Jika kalian sudah pernah berkunjung ke Semarang, apakah kalian juga sudah pernah menyinggahi salah satu tempat wisata di Semarang?
Salah satu tempat wisata tersebut adalah Danau Rawa Pening.
Danau inilah yang disebut – sebut sebagai sumber kebenaran tentang legenda rawa pening yang terletak di daerah Semarang ini.
Legenda Rawa Pening
Pada zaman dahulu, jauh sebelum kota Semarang belum menjadi ibu kota Jawa Tengah, hiduplah sepasang suami istri di desa Ngasem.

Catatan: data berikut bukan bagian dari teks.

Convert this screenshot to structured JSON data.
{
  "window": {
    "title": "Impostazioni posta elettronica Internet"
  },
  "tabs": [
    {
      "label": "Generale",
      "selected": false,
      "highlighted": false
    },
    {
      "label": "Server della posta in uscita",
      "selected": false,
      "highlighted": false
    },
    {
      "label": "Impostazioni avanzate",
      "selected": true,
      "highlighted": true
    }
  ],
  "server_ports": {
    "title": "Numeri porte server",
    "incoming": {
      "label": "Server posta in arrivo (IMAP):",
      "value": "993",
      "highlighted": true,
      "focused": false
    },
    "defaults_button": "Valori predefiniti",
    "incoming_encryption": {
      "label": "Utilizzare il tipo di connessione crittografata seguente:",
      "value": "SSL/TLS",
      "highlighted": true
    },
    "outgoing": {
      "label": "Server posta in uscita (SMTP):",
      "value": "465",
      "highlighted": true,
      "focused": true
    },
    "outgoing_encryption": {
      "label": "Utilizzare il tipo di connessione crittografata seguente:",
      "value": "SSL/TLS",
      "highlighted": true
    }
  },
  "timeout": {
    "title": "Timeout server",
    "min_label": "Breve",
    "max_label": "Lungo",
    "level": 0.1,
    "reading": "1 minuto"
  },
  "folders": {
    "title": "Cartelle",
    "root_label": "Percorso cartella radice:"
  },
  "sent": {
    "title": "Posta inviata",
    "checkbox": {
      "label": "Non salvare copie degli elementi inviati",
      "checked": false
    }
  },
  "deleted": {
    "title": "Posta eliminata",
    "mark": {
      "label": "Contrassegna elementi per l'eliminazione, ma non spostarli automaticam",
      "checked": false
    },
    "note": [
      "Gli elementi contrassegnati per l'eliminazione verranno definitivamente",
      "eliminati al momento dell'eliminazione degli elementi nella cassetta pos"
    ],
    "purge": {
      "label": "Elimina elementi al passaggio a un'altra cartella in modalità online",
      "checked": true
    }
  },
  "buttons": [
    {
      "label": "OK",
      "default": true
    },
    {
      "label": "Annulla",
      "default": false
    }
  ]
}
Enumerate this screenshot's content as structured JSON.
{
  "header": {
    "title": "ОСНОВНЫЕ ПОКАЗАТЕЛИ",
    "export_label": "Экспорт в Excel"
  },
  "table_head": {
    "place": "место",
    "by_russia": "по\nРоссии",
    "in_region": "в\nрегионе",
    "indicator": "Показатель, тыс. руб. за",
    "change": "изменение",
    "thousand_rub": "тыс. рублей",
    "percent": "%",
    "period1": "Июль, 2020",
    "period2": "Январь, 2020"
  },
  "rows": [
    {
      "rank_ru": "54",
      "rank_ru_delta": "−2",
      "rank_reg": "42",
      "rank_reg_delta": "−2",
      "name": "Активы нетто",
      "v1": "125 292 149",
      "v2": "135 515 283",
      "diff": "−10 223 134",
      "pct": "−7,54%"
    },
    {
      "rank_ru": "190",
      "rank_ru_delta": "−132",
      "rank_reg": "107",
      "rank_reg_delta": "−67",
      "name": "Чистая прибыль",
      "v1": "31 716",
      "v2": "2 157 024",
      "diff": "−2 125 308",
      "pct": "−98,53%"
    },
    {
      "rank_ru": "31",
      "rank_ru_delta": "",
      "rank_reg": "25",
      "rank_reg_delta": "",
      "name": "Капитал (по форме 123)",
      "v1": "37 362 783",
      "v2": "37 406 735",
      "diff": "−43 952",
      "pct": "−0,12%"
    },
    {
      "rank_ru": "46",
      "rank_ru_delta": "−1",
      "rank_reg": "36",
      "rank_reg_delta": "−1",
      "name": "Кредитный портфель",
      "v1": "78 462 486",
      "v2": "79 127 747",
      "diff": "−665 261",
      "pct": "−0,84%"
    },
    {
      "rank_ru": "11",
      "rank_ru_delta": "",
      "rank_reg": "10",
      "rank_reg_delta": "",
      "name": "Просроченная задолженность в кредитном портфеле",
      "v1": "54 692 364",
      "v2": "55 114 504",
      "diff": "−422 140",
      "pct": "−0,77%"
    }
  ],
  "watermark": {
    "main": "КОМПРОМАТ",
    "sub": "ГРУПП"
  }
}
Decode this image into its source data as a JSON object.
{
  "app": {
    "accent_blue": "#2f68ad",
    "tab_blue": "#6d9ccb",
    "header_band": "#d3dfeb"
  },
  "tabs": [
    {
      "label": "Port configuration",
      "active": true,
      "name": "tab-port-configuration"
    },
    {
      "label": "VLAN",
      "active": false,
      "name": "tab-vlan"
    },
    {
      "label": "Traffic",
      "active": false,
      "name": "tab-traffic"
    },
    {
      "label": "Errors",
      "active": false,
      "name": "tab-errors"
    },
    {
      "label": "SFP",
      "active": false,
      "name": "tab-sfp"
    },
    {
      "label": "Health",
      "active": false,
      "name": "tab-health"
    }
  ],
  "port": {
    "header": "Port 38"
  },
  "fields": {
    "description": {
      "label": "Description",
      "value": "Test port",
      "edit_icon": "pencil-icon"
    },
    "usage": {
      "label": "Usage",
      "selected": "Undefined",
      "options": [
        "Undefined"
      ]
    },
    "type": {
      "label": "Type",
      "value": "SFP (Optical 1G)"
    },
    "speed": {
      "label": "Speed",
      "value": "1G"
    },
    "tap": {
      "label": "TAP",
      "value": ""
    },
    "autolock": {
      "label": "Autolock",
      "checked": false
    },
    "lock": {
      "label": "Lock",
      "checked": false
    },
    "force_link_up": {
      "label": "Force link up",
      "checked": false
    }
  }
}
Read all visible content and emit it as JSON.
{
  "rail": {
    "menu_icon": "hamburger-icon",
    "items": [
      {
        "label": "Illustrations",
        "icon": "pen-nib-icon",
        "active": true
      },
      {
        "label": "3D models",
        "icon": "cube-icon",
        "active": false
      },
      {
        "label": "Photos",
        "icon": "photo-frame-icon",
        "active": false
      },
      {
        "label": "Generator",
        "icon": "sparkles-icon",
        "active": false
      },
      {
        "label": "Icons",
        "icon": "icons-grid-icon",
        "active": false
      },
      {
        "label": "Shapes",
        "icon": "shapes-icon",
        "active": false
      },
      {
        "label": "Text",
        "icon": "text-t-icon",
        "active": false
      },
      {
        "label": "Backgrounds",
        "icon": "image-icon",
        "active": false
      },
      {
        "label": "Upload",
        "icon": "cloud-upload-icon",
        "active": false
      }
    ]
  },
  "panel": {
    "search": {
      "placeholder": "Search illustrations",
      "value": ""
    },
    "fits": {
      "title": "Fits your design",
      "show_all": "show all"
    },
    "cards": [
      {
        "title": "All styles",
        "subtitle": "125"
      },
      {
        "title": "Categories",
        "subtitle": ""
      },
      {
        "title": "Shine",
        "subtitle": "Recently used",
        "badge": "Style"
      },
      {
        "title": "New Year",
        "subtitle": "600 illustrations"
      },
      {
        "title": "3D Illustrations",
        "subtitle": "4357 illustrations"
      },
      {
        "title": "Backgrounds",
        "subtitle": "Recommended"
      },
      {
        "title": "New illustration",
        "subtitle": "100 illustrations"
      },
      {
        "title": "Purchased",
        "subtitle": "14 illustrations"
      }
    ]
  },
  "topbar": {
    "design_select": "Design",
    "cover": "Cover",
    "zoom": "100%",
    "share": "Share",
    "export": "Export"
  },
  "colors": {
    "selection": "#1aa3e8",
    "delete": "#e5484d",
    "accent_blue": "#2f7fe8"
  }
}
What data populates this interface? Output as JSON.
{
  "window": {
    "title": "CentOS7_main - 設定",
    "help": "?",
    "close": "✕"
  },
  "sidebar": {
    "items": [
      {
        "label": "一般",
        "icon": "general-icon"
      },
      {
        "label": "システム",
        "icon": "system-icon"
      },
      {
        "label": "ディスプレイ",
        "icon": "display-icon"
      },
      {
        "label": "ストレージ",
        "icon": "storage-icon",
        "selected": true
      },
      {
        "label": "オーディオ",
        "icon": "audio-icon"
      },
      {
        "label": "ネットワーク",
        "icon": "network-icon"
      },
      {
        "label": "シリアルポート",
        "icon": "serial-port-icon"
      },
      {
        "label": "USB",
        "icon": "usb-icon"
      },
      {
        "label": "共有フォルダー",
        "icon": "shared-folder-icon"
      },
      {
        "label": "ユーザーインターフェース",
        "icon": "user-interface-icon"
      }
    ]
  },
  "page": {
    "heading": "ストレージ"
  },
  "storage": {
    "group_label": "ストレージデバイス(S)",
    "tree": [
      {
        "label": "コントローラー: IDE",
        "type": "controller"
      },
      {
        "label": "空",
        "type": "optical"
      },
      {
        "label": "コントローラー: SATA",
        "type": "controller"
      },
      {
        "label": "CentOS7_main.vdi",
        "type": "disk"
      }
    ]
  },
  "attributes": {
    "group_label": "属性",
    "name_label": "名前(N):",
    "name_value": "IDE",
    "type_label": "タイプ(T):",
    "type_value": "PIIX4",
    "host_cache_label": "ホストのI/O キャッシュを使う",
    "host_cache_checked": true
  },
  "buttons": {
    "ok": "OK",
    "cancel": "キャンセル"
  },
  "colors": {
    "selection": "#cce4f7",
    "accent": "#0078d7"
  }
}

Sang suami bernama Ki Hajar sedangkan sang istri bernama Nyai Selakanta.
Mereka merupakan pasangan suami istri yang sangat harmonis dan saling menyayangi.
Tak pernah sedikitpun orang mendengar mereka berdua bertengkar.
Selain itu, pasangan Ki Hajar dan Nyai Selakanta ini dikenal oleh penduduk sekitar sebagai sosok yang pemurah, dermawan dan sangat baik.
Ia sering membagikan hasil pertaniannya kepada warga di sekitarnya.
Hal inilah yang menyebabkan tetangga – tetangganya gemar membantu mengerjakan lading milik mereka berdua.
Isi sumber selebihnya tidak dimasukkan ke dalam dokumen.